FDL's programs seek to promote successful development and are directed at the reactivation of Nicaragua's economy of farmers and craftsmen. The programs focus on reform and the stimulation of production to address the problem of slow and stagnating economic development. FDL's programs include a land titling program, applied macro-economic and sector research, especially for the timber, textile and leather industries, technical assistance and training for small business, and promotion of adapted technologies and capitalization for small rural enterprises.
gives several types of loans that support its mission and goals.
- Agriculture Loans, directed at subsistence farmers, come with low interest rates and have loan terms of two to three years.
- Commerce and Service Loans, intended for microenterprises, come with interest rates of four percent, and have terms between one and three years.
- Housing and Consumption Loans, intended for farmers, come with interest rates between three and four percent, and have terms between three and four years.
- Small Industry Loans, targeted at microenterprises, come with interest rates of three percent, and have terms between one and three years.
FDL serves the Nicaraguan community's small and medium-sized business people. Approximately 60 percent of FDL loans serve rural, agricultural businesses, while the remaining 40 percent support micro-business activities of commerce, service, small industry, consumption and housing for salaried workers. Due to an increase in retention, 62 percent of FDL's clients in 2005 were women, up from 56 percent in 2004. Recent studies have also shown that FDL's clients make greater investments in their children's health and education than other families with similar incomes but without access to credit.
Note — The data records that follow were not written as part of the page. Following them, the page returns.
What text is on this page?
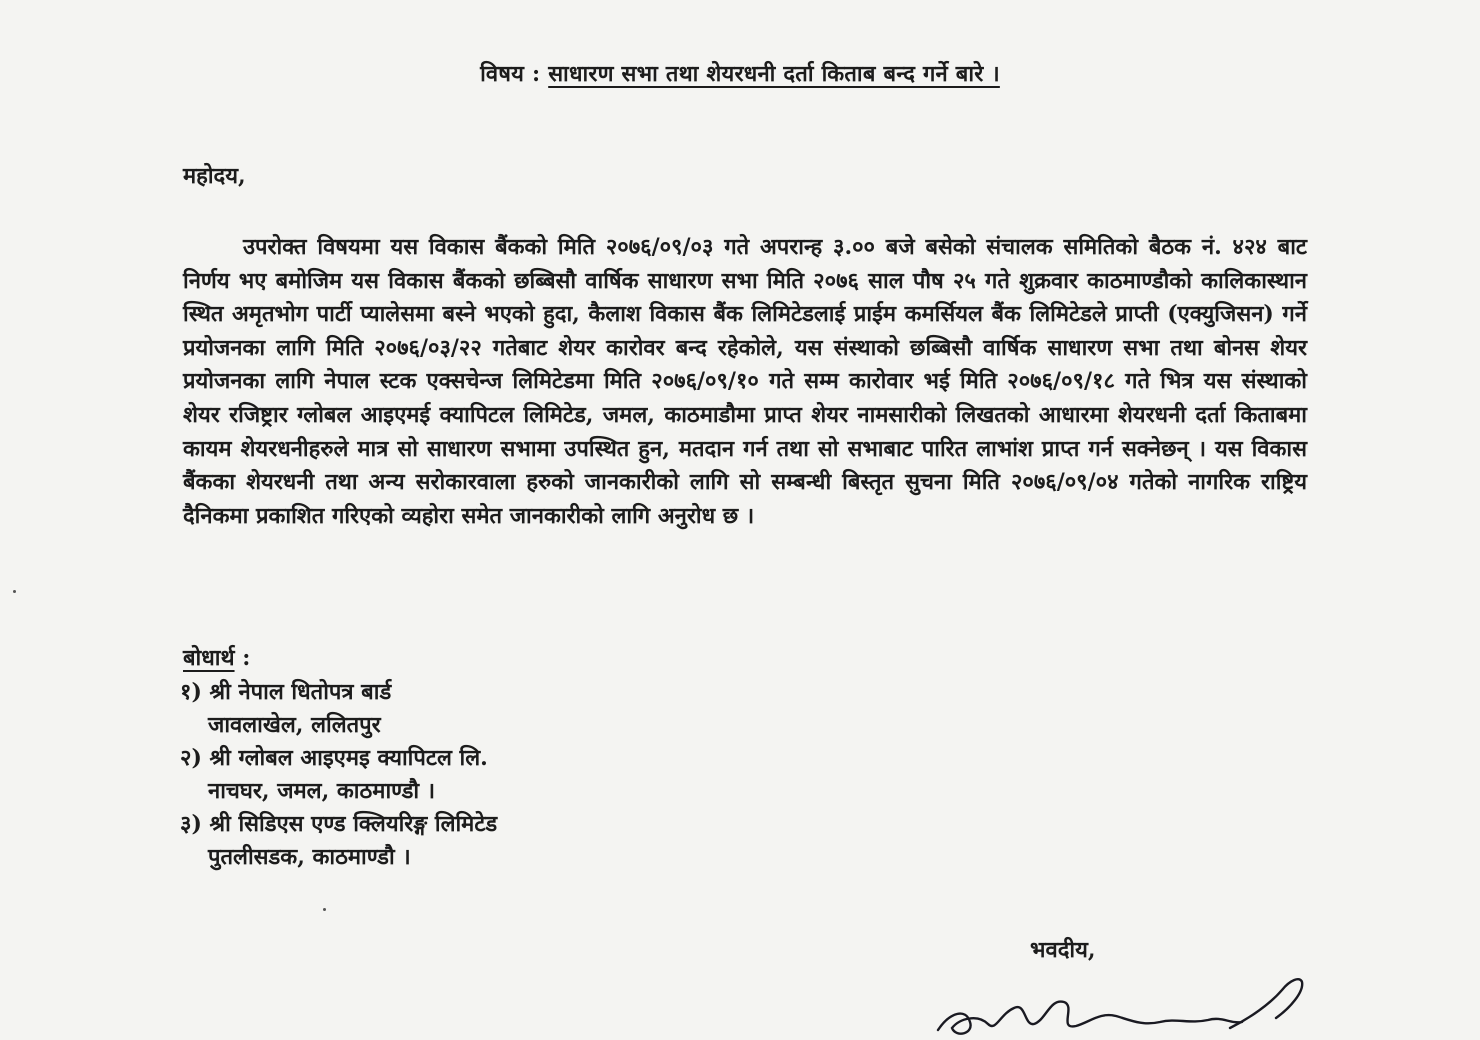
विषय : साधारण सभा तथा शेयरधनी दर्ता किताब बन्द गर्ने बारे ।
महोदय,

उपरोक्त विषयमा यस विकास बैंकको मिति २०७६/०९/०३ गते अपरान्ह ३.०० बजे बसेको संचालक समितिको बैठक नं. ४२४ बाट निर्णय भए बमोजिम यस विकास बैंकको छब्बिसौ वार्षिक साधारण सभा मिति २०७६ साल पौष २५ गते शुक्रवार काठमाण्डौको कालिकास्थान स्थित अमृतभोग पार्टी प्यालेसमा बस्ने भएको हुदा, कैलाश विकास बैंक लिमिटेडलाई प्राईम कमर्सियल बैंक लिमिटेडले प्राप्ती (एक्युजिसन) गर्ने प्रयोजनका लागि मिति २०७६/०३/२२ गतेबाट शेयर कारोवर बन्द रहेकोले, यस संस्थाको छब्बिसौ वार्षिक साधारण सभा तथा बोनस शेयर प्रयोजनका लागि नेपाल स्टक एक्सचेन्ज लिमिटेडमा मिति २०७६/०९/१० गते सम्म कारोवार भई मिति २०७६/०९/१८ गते भित्र यस संस्थाको शेयर रजिष्ट्रार ग्लोबल आइएमई क्यापिटल लिमिटेड, जमल, काठमाडौमा प्राप्त शेयर नामसारीको लिखतको आधारमा शेयरधनी दर्ता किताबमा कायम शेयरधनीहरुले मात्र सो साधारण सभामा उपस्थित हुन, मतदान गर्न तथा सो सभाबाट पारित लाभांश प्राप्त गर्न सक्नेछन् । यस विकास बैंकका शेयरधनी तथा अन्य सरोकारवाला हरुको जानकारीको लागि सो सम्बन्धी बिस्तृत सुचना मिति २०७६/०९/०४ गतेको नागरिक राष्ट्रिय दैनिकमा प्रकाशित गरिएको व्यहोरा समेत जानकारीको लागि अनुरोध छ ।

बोधार्थ :
१) श्री नेपाल धितोपत्र बार्ड
जावलाखेल, ललितपुर
२) श्री ग्लोबल आइएमइ क्यापिटल लि.
नाचघर, जमल, काठमाण्डौ ।
३) श्री सिडिएस एण्ड क्लियरिङ्ग लिमिटेड
पुतलीसडक, काठमाण्डौ ।
भवदीय,
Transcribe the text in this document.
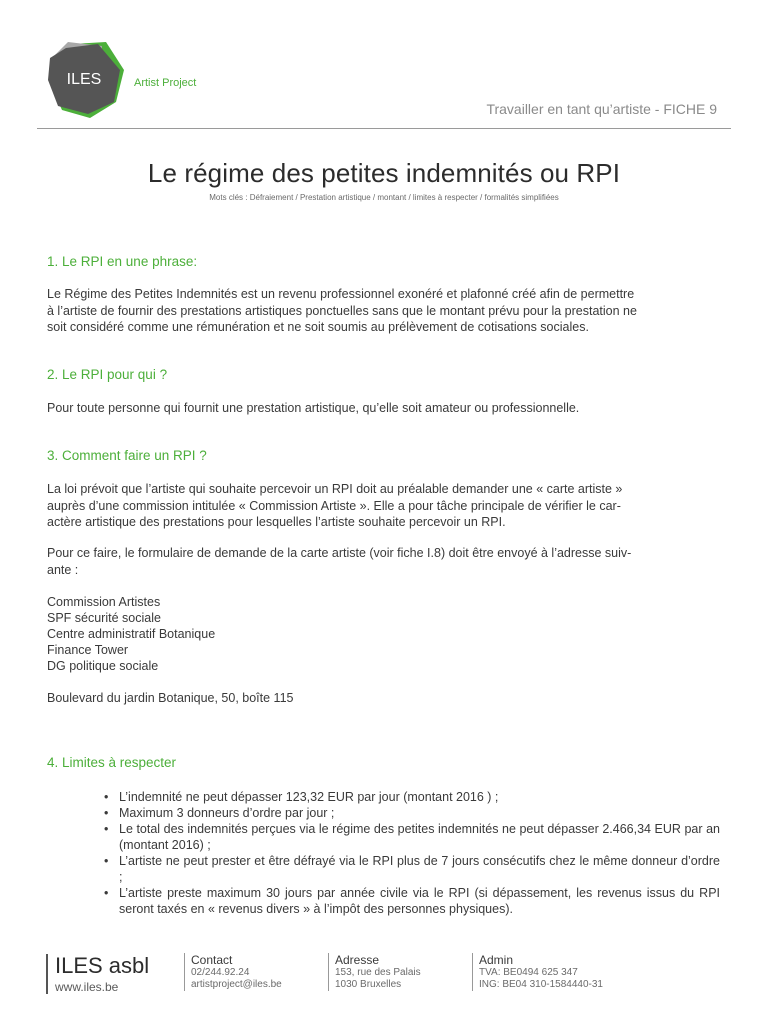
ILES	Artist Project
Travailler en tant qu’artiste - FICHE 9
Le régime des petites indemnités ou RPI
Mots clés : Défraiement / Prestation artistique / montant / limites à respecter / formalités simplifiées
1. Le RPI en une phrase:
Le Régime des Petites Indemnités est un revenu professionnel exonéré et plafonné créé afin de permettre
à l’artiste de fournir des prestations artistiques ponctuelles sans que le montant prévu pour la prestation ne
soit considéré comme une rémunération et ne soit soumis au prélèvement de cotisations sociales.
2. Le RPI pour qui ?
Pour toute personne qui fournit une prestation artistique, qu’elle soit amateur ou professionnelle.
3. Comment faire un RPI ?
La loi prévoit que l’artiste qui souhaite percevoir un RPI doit au préalable demander une « carte artiste »
auprès d’une commission intitulée « Commission Artiste ». Elle a pour tâche principale de vérifier le car-
actère artistique des prestations pour lesquelles l’artiste souhaite percevoir un RPI.
Pour ce faire, le formulaire de demande de la carte artiste (voir fiche I.8) doit être envoyé à l’adresse suiv-
ante :
Commission Artistes
SPF sécurité sociale
Centre administratif Botanique
Finance Tower
DG politique sociale
Boulevard du jardin Botanique, 50, boîte 115
4. Limites à respecter
• L’indemnité ne peut dépasser 123,32 EUR par jour (montant 2016 ) ;
• Maximum 3 donneurs d’ordre par jour ;
• Le total des indemnités perçues via le régime des petites indemnités ne peut dépasser 2.466,34 EUR par an (montant 2016) ;
• L’artiste ne peut prester et être défrayé via le RPI plus de 7 jours consécutifs chez le même donneur d’ordre ;
• L’artiste preste maximum 30 jours par année civile via le RPI (si dépassement, les revenus issus du RPI seront taxés en « revenus divers » à l’impôt des personnes physiques).
ILES asbl
www.iles.be
Contact
02/244.92.24
artistproject@iles.be
Adresse
153, rue des Palais
1030 Bruxelles
Admin
TVA: BE0494 625 347
ING: BE04 310-1584440-31
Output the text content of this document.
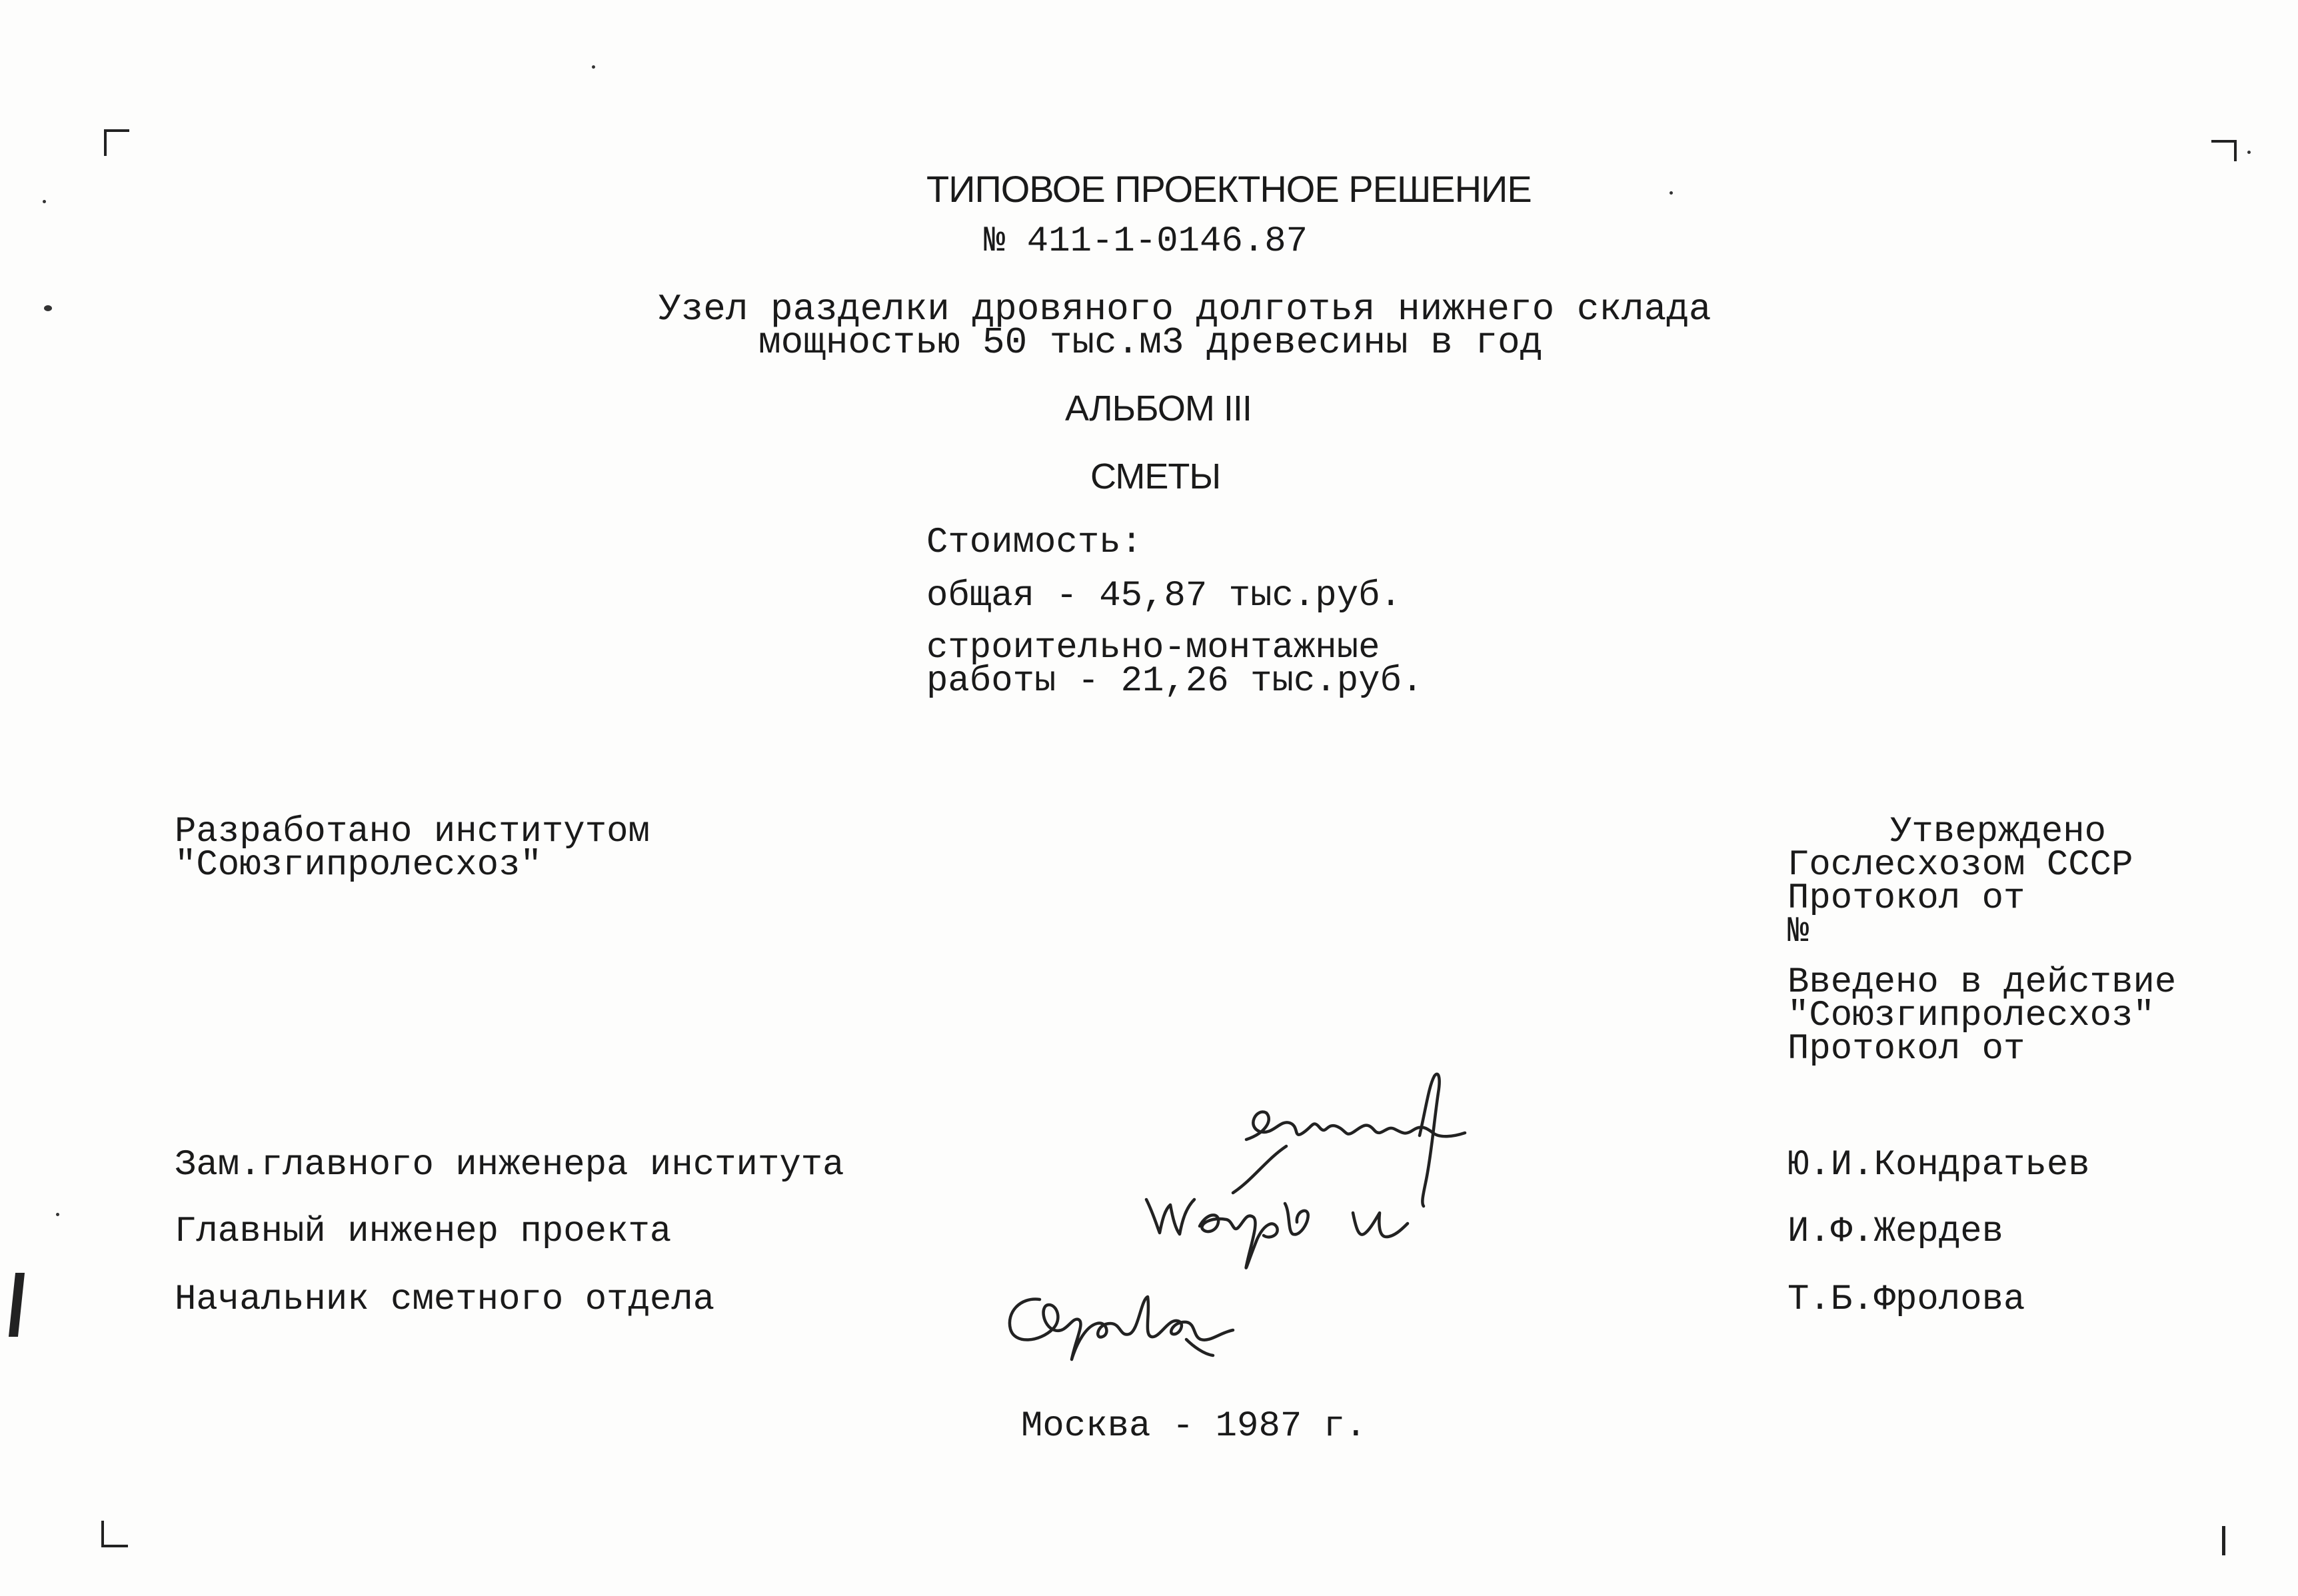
ТИПОВОЕ ПРОЕКТНОЕ РЕШЕНИЕ
№ 411-1-0146.87
Узел разделки дровяного долготья нижнего склада
мощностью 50 тыс.м3 древесины в год
АЛЬБОМ III
СМЕТЫ
Стоимость:
общая - 45,87 тыс.руб.
строительно-монтажные
работы - 21,26 тыс.руб.
Разработано институтом
"Союзгипролесхоз"
Утверждено
Гослесхозом СССР
Протокол от
№
Введено в действие
"Союзгипролесхоз"
Протокол от
Зам.главного инженера института
Главный инженер проекта
Начальник сметного отдела
Ю.И.Кондратьев
И.Ф.Жердев
Т.Б.Фролова
Москва - 1987 г.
In 2005, FDL significantly expanded their social coverage, especially to reach poor rural and urban micro-businesswomen. This was possible due to the successful adoption of both joint liability credit methodologies and of training/technical advice services adapted to the particular needs of each social segment. FDL's investment in farming has increased farmers' incomes by promoting the development of cattle activity and improving productivity, while simultaneously reducing environmental deterioration. As of December 2005, FDL had a loan portfolio of US $34.6 million, a default rate of only 0.2 percent, and had served 52,049 clients.
José Nicolás Aguirre Alemán says, “I’ve been working the land for 20 years. I’ve also worked in raising pigs and cattle. I’m a diversified farmer, in that I grow maize, beans, citrus fruit and vegetables and mainly sell the fruit harvests.
FDL has helped me a lot. I’ve bought land, obtained a vehicle, rebuilt my house and above all my economic situation has changed. FDL has good credit policies, favorable for anyone with the desire to get ahead. I feel satisfied because they’ve never denied me a credit, and resolve what I need in less than 24 hours.”